About eight percent of motive power and cab cars have been equipped with PTC so far. What has happened, instead of a one-week install, the new electronics are not compatible with current operating systems, wreaking havoc with installations.

New Jersey lawmakers were told by outgoing Executive Director
Steve Santoro this month that the equipment had been out-of-service, but did not indicate the extent of the problem. Older spare passenger equipment has been used instead, but with non-working toilets and malfunctions of car doors at speed, they became targets of social media videos. Currently, NJ Transit ranks third from bottom on project progress among 41 passenger and freight lines, according to FRA data. By comparison in the NY area, Amtrak is 96 percent complete systemwide; PATH, Metro North, and the Long Island Rail Road are all at more than 50 percent.

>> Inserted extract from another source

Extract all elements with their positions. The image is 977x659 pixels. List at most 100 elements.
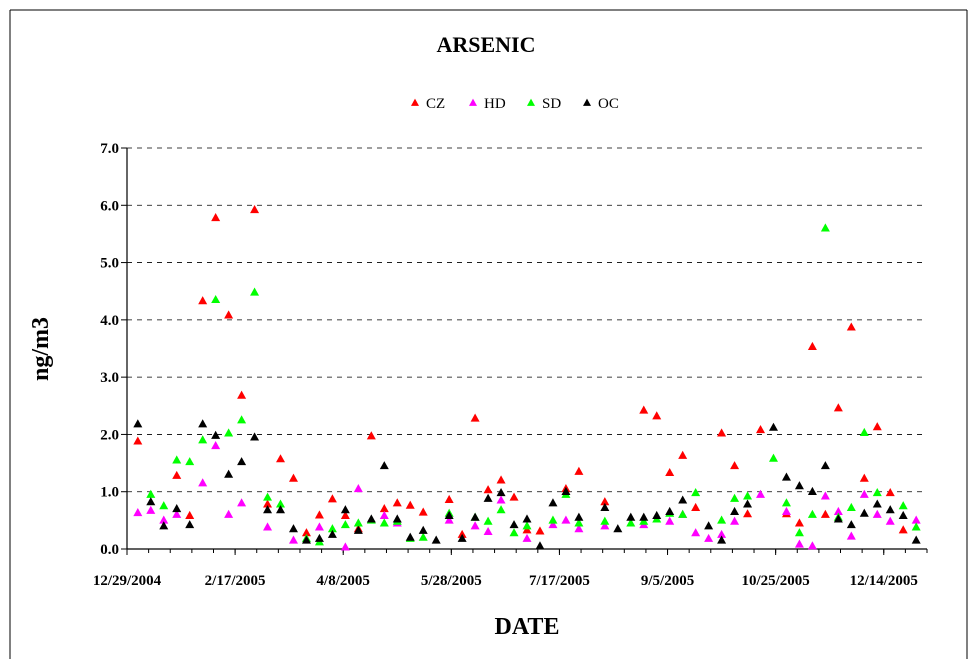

On NJ Transit, 440 locomotives and cab cars must have the installation completed within 11 months, which requires design, installation, testing, and certification for the many different models in the NJ Transit electric and diesel fleet. A shortage of cab cars has prompted locomotives to be used on front and rear on some trains, which has created a shortage of locomotives.

This crisis had not happened overnight. The Newark Star-Ledger reports this week that unds set by NJ Transit for capital improvements has been used to defray operating costs, despite a 36-percent fare increase during the eight years of the previous state administration.